I think that's a really great point that you made here, and one I agree with! Identifying as polyamorous doesn't mean you are automatically consenting to any and all forms of a polyamorous relationship. It's true, too, that even in polyamorous relationships consent is important; in fact, I'd say that to be polyamorous in a healthy way it's important to be
extra thoughtful about consent and how you communicate and plan around it.
It isn't okay for your girlfriend to be pressuring you to be okay with her dating her crush (or anyone!) right now. If you have reservations about this, then it's important that you feel free to share them and that she listen and take them seriously. Also, has your friend/your gf's crush shown any interest in dating your girlfriend? It isn't clear to me if the two of them have talked about this possibility at all. Regardless, it just isn't fair, kind, or good polyamory practice for your girlfriend to dismiss any concerns casually, or to say that just because you're polyamorous it means you
must be okay with another relationship.
Also, I want to highlight what you said above because I think it's very important:
Im just a little scared to tell her how she hurt me and set those boundaries because I’m scared she’s going to tell me I’m not being considerate of her grief, which is what’s she’s been doing lately. Whenever I tell her something that’s been bothering me, she kinda tells me that I’m not considering her grief and it makes me feel like she just wants me to be okay with everything that’s happening and just blame the grief for her behavior and not take it personally.
As Sam said, setting boundaries or asking your girlfriend to treat you with respect in no way means you're disrespecting her grieving process. You can support a grieving partner by giving them some time and space to process their grief, and certainly it can be kind to understand that they may not be at their best while holding those painful feelings. However, it isn't cruel or unfeeling to insist on being treated well even while your girlfriend is grieving.

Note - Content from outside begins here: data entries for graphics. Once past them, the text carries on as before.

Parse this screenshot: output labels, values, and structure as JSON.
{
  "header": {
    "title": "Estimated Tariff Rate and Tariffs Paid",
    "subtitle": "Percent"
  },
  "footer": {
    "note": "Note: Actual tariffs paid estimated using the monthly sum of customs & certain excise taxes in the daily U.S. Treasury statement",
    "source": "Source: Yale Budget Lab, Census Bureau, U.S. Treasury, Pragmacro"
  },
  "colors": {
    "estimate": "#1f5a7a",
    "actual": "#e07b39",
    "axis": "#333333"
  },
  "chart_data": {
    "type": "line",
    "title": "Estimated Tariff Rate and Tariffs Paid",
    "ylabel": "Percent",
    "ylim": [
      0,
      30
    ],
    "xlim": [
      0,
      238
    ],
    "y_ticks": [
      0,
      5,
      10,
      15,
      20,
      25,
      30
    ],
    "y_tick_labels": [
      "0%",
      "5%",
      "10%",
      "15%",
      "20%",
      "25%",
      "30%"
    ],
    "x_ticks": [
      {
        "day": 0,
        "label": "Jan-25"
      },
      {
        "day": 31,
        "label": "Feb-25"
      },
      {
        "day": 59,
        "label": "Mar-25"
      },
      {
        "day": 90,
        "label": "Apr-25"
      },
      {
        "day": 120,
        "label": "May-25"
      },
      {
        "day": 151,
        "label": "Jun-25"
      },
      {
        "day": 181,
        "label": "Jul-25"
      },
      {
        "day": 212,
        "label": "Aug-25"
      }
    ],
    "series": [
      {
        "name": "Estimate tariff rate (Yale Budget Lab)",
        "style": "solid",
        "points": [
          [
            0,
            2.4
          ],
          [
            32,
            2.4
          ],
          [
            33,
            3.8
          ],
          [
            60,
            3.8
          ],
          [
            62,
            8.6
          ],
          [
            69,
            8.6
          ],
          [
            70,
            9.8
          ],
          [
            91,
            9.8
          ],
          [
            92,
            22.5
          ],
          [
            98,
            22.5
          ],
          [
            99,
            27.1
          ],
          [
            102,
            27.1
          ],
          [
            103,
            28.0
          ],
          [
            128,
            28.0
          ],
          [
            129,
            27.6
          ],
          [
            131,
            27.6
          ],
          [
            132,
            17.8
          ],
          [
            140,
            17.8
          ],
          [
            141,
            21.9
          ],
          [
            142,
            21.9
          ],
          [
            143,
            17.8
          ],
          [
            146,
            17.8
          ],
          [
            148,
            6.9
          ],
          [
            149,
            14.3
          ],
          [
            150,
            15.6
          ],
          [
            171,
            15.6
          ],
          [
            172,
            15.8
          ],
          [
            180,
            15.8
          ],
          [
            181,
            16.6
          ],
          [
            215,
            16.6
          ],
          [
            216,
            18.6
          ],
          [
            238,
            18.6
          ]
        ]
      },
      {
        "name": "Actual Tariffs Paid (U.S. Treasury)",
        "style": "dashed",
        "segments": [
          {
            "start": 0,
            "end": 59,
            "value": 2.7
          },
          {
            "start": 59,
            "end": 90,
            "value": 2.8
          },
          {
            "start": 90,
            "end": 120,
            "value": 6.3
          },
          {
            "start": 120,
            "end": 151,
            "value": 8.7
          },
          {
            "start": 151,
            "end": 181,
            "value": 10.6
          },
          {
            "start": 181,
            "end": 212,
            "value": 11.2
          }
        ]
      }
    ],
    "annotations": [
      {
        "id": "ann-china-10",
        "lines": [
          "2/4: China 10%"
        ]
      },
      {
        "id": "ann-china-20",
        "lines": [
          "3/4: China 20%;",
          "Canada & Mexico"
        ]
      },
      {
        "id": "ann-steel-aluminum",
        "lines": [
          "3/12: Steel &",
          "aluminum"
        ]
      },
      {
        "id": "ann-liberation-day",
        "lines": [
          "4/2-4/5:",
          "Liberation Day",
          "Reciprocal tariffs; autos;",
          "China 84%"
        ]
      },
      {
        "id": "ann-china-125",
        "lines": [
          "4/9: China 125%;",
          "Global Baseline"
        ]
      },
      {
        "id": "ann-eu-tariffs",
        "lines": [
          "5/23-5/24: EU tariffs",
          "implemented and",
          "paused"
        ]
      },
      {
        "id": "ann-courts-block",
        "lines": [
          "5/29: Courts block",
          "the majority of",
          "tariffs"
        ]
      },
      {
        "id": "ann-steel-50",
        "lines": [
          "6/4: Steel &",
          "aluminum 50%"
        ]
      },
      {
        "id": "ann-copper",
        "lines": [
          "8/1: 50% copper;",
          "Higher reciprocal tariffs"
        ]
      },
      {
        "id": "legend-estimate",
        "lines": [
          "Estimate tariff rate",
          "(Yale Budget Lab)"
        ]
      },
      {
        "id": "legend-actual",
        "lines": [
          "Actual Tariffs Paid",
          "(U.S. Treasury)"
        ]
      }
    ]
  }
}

She's still responsible for her own behavior during this difficult time, and it isn't acceptable for her to treat you badly or make bad faith arguments and then blame it on the grief she's feeling.
Of course she's not at her best right now; it sounds like her mother's death was very hard on her. But it still sounds like she's using that as an excuse for some behavior that isn't kind or loving on her part, and that's really sad and frustrating to hear. It sounds like you're already worried about expressing some basic needs and boundaries for fear of being ignored and dismissed, and that's just not a healthy position to be in, in a relationship.

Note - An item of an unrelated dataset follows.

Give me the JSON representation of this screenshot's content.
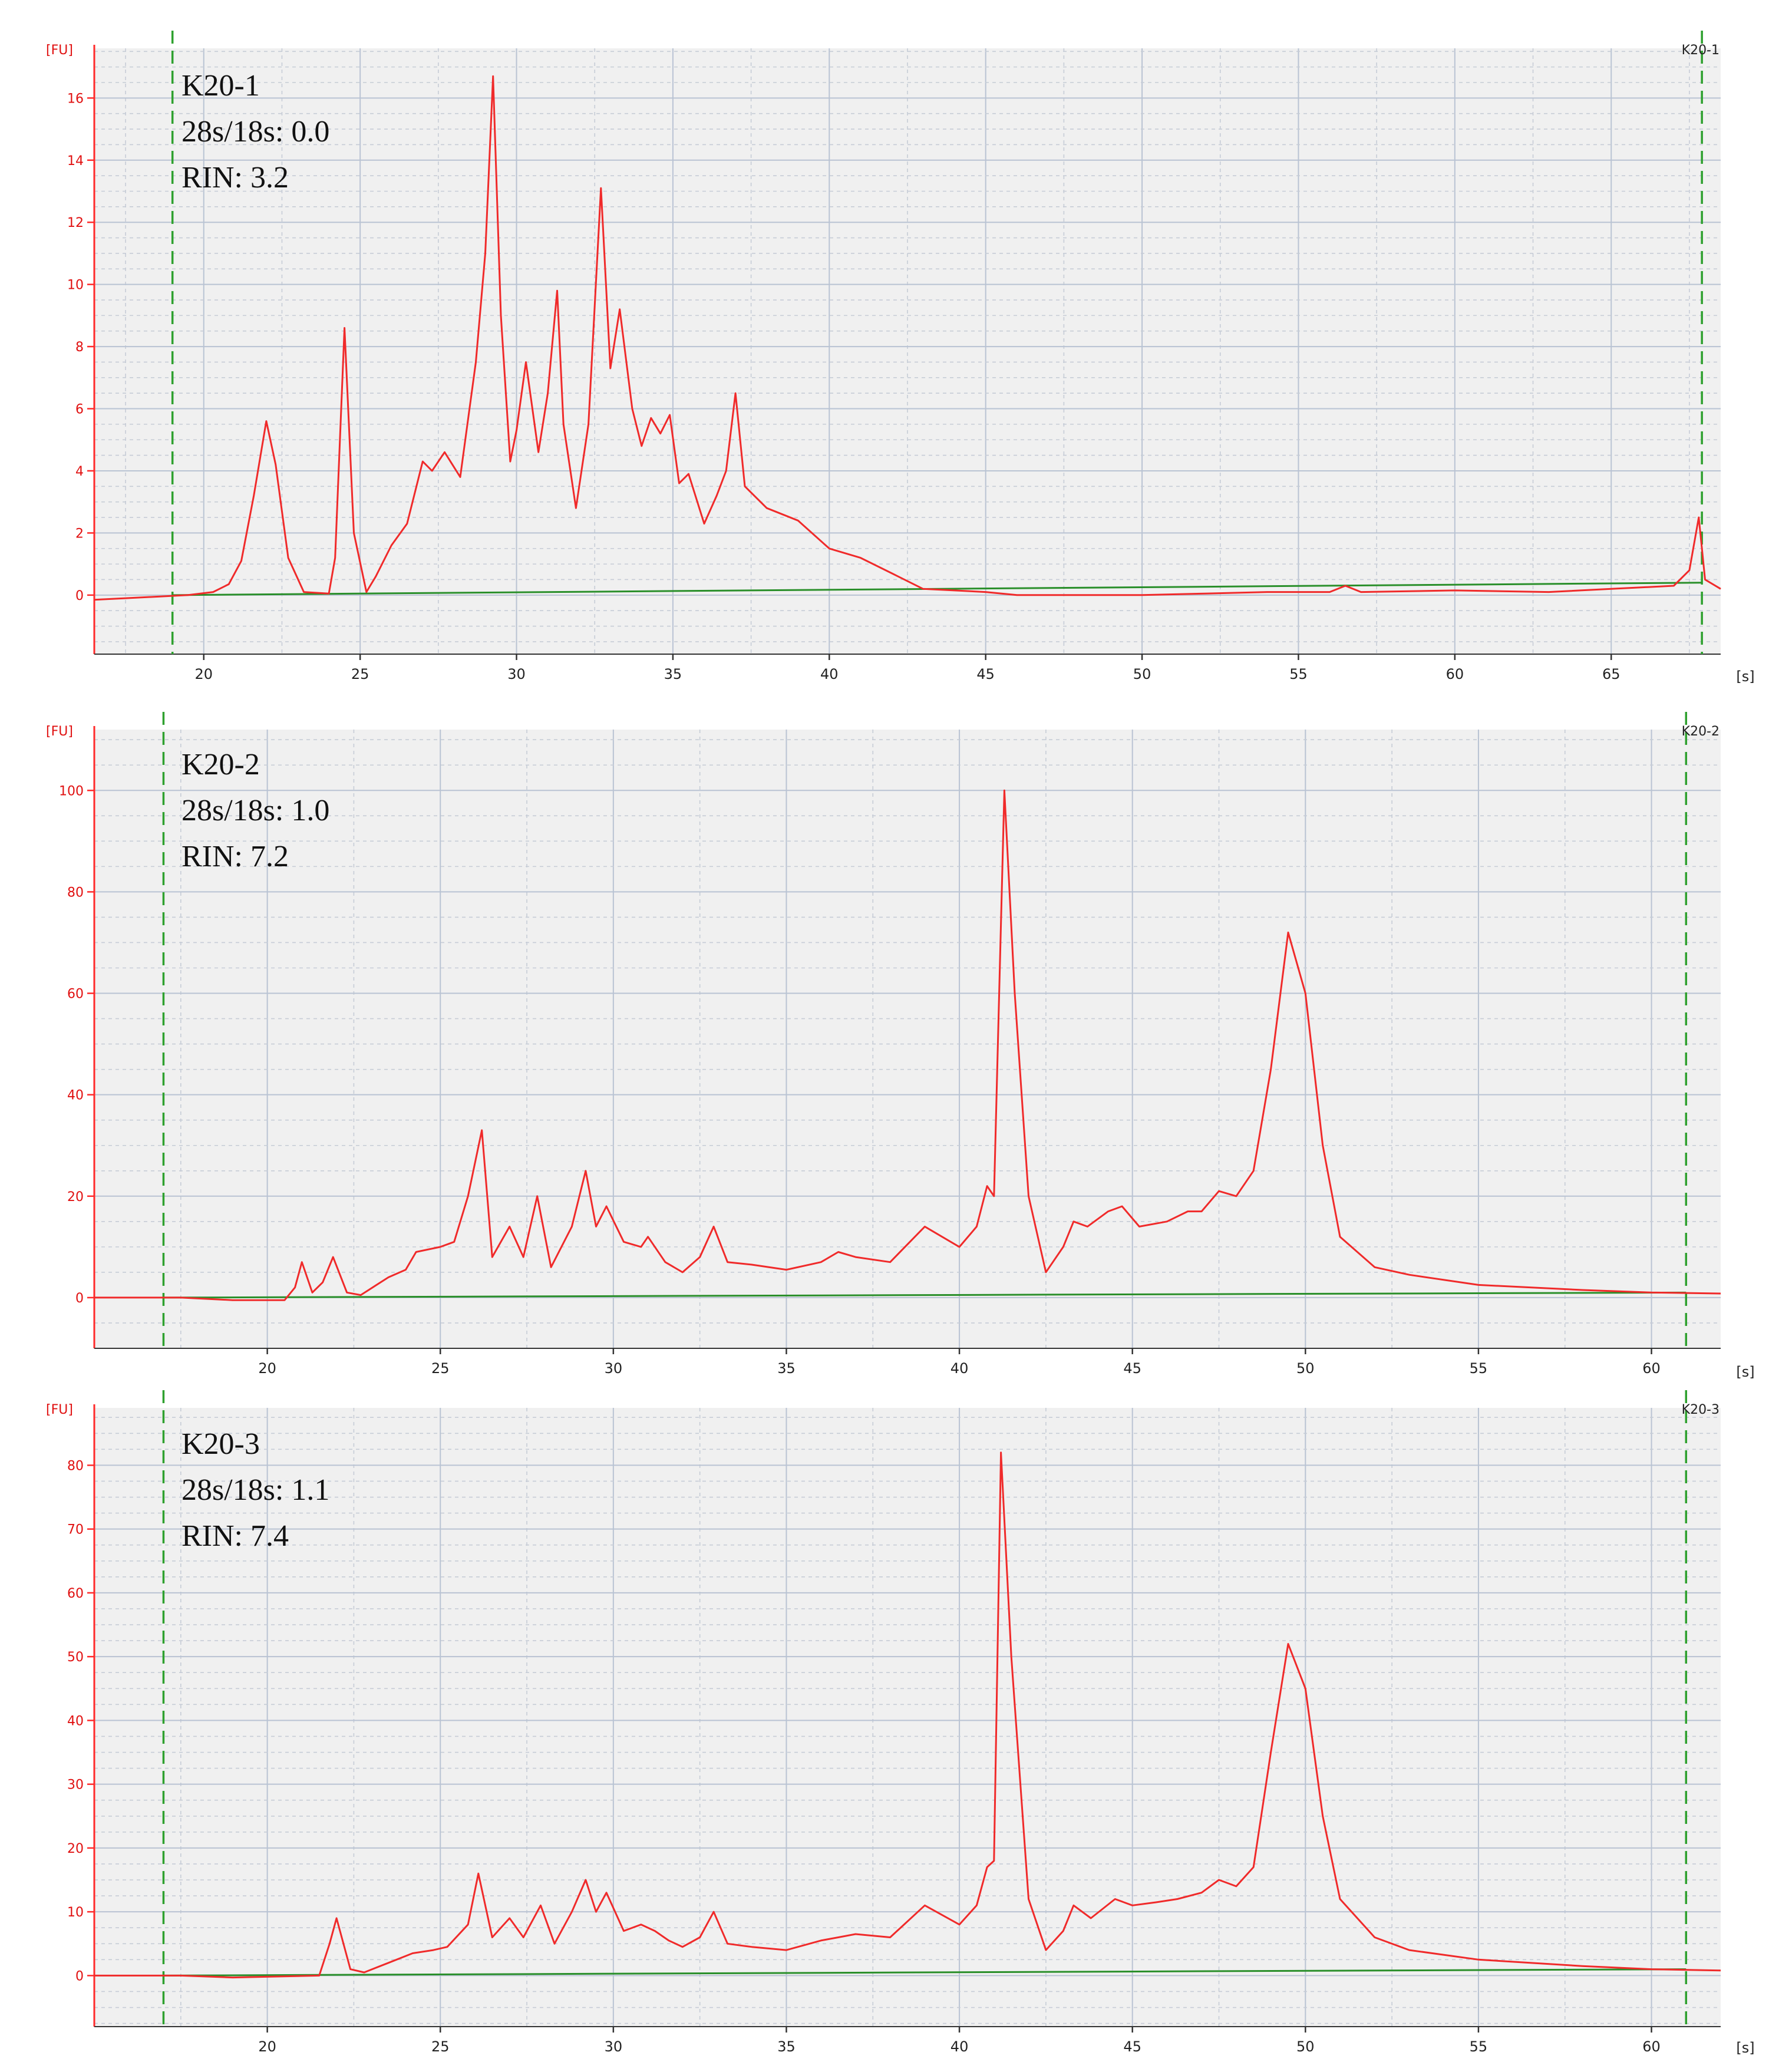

I think this is something you do need to address with her, but I also think it's possible that she'll be unkind or dismissive when you do. But it isn't okay for her to treat you like this and keep using her grief as an excuse. Also: if she's grieving enough that it's difficult for her to treat you, her existing partner, well, then adding another partner is going to be a pretty bad idea for everyone involved, even if it's something you were okay with.